More often than not, it’s the everyday food choices people make that bring on chronic diseases like obesity, type 2 diabetes, heart disease and certain types of cancer. So it would seem to make sense that doctors would be giving their patients nutrition counseling to prevent or manage these diseases. But the reality is that few doctors do this, largely because they are simply not trained in the basics of nutrition.

This issue was recently addressed in a commentary published in JAMA Internal Medicine.

Dietary changes should be the first-line therapy for the treatment of conditions such as overweight, high blood sugar, high blood pressure or high cholesterol.

The commentary, written by Neal Barnard, MD, the president of the Physicians Committee for Responsible Medicine, offers examples of patients who received either no nutrition advice or wrong nutrition advice. The most extreme is the case of a patient with longstanding diabetes. The woman was hospitalized for a foot infection, a common complication. Amputation was recommended. In all her years with the disease, no one had ever counseled this patient about improving her diet, even though dietary changes can improve diabetes, and in some cases make the disease disappear.

Too Many Doctors with No Nutrition Training

When internal medicine residents were surveyed in 2018, 61 percent said they had little or no nutrition training. Another study found that the 94 percent of internal medicine residents agreed that nutrition counseling should be included in patient visits, but only 14 percent felt trained to perform it.

This is surprising since research clearly shows that when people eat reasonable amounts of fruits, vegetables, grains and beans, they can decrease their risk of developing heart disease, high blood pressure, diabetes, cancer and other health problems. Slightly over nine percent of U.S. adults meet the recommended intake for vegetables, and only about 12 percent eat enough fruit; having doctors actively advocating for better nutrition could make a big difference.

So it makes sense that doctors should prescribe dietary changes when troubling symptoms appear and see that their patients get proper nutrition counseling. Dietary changes should be the first-line therapy for the treatment of conditions such as overweight, high blood sugar, high blood pressure or high cholesterol. In addition, a healthy diet should be part of the overall plan for managing obesity, heart disease, diabetes, hypertension, and cancer.

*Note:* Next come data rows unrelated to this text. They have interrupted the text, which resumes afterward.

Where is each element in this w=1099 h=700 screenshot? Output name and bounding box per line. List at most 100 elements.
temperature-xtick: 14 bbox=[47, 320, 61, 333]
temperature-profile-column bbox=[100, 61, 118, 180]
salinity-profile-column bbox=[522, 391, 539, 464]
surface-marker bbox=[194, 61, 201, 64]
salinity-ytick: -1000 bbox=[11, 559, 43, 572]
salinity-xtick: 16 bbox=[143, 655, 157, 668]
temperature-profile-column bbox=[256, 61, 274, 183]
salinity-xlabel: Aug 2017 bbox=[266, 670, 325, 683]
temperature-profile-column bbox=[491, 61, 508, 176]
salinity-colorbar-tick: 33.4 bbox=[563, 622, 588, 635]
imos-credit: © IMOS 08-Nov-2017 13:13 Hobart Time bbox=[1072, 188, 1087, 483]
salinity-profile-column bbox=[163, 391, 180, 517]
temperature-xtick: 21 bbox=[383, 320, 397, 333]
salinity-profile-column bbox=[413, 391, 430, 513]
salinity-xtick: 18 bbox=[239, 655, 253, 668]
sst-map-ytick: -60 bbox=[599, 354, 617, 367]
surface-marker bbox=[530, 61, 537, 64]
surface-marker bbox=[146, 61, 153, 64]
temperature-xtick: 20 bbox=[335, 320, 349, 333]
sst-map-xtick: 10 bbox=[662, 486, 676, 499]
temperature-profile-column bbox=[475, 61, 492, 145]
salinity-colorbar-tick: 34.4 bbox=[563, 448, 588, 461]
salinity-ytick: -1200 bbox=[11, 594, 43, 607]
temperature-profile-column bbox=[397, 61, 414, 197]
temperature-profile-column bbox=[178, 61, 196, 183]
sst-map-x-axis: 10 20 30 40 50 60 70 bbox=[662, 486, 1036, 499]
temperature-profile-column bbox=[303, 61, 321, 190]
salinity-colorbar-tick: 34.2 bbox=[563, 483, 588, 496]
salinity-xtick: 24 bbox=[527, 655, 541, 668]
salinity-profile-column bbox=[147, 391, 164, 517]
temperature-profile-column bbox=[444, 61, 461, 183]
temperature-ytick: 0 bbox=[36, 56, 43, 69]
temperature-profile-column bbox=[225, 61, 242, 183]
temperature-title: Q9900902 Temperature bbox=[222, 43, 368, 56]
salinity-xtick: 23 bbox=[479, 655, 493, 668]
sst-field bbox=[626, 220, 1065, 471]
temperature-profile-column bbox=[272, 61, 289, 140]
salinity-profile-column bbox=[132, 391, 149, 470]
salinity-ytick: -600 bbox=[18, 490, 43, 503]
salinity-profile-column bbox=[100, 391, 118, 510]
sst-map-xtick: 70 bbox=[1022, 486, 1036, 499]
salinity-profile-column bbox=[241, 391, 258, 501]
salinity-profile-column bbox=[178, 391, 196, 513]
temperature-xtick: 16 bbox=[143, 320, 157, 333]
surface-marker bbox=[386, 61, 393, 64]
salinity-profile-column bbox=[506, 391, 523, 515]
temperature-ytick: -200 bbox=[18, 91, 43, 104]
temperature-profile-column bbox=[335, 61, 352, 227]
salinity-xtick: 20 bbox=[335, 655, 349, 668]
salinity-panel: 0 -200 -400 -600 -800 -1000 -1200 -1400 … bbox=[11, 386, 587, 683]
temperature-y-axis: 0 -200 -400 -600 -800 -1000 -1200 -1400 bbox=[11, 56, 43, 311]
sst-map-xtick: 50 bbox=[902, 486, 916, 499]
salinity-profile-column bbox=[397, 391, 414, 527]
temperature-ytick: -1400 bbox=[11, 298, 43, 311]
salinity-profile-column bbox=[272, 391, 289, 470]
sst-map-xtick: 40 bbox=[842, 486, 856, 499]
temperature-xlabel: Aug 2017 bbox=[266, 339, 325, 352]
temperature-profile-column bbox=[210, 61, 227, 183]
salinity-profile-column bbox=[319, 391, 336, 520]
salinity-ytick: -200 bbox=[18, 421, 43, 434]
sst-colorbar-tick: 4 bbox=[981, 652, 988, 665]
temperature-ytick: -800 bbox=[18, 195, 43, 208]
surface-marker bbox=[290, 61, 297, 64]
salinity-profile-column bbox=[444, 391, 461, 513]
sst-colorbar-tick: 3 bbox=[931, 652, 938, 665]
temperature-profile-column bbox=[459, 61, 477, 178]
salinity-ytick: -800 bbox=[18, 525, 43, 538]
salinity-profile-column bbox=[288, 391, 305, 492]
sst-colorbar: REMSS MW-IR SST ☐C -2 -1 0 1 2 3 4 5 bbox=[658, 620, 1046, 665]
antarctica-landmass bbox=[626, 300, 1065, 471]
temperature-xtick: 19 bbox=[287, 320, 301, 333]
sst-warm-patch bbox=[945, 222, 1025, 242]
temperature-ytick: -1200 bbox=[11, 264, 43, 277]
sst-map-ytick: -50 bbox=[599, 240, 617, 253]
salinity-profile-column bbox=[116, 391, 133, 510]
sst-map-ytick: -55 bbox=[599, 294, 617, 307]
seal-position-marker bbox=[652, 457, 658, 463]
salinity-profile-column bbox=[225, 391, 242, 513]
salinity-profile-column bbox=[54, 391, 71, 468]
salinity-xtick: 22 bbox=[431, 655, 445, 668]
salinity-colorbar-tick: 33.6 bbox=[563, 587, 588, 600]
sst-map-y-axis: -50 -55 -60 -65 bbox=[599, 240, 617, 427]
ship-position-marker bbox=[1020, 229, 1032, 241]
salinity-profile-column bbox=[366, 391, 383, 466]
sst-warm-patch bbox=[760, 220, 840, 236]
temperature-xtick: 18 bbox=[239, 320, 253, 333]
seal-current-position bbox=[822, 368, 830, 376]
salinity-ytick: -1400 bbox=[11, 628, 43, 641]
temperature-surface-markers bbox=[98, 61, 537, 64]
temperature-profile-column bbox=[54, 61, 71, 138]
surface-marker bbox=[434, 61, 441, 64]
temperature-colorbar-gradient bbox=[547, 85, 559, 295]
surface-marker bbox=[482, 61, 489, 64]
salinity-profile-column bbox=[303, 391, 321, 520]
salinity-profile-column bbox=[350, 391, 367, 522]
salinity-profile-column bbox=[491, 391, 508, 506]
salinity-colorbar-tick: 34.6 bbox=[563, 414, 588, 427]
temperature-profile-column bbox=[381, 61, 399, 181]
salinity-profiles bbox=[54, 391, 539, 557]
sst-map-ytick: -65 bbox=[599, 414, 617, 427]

A handout and an encouraging word are not the same as nutrition counseling. Perhaps patients would take an official prescription for nutrition counseling and referral to a registered dietitian/nutritionist (RD or RDN) more seriously than a simple verbal suggestion.

Referrals to specialists are standard medical practice. “Physicians do not need to do their own diet counseling, any more than they need to perform their own radiographs or laboratory assays.”

Registered dietitians/nutritionists have the expertise to evaluate a patient’s current diet and recommend changes within the patient’s dietary preferences. When patients practice better nutrition, dietary changes can have a positive impact on abnormal lab values, and ultimately, the path a chronic disease takes.

A handout and an encouraging word are not the same as nutrition counseling.

Obviously, medical schools need to teach more about nutrition than the food groups or the diseases associated with vitamin deficiencies, but change takes time. Barnard recommends five steps the medical community can do now to address the lack of nutrition knowledge among physicians:

  • Nutrition should be a requirement of continuing medical education for all physicians.
  • Registered dietitians/nutritionists should be the go-to professionals that doctors work with to provide patients with the best nutrition care and counseling.
  • Customizable nutrition questions and educational handouts should be included in electronic medical record services.
  • Physicians should act as role models and model healthy eating habits (and other healthy behaviors) to their patients.
  • Healthier food environments in schools and hospitals should have support from the medical community.
  • Legislators around the United States are also calling for physicians to become savvier about nutrition. A bill was recently introduced in Washington, DC that recommends nutrition become a part of continuing education, not just for physicians, but for nurses and physician assistants, too. Similar legislation has been introduced in New York.

    Dr. Barnard's conclusion is a call to action along these lines, “Rather than allowing nutritional ignorance to fester like a gangrenous sore, the medical community can take advantage of current knowledge for patient benefit, as well as their own.”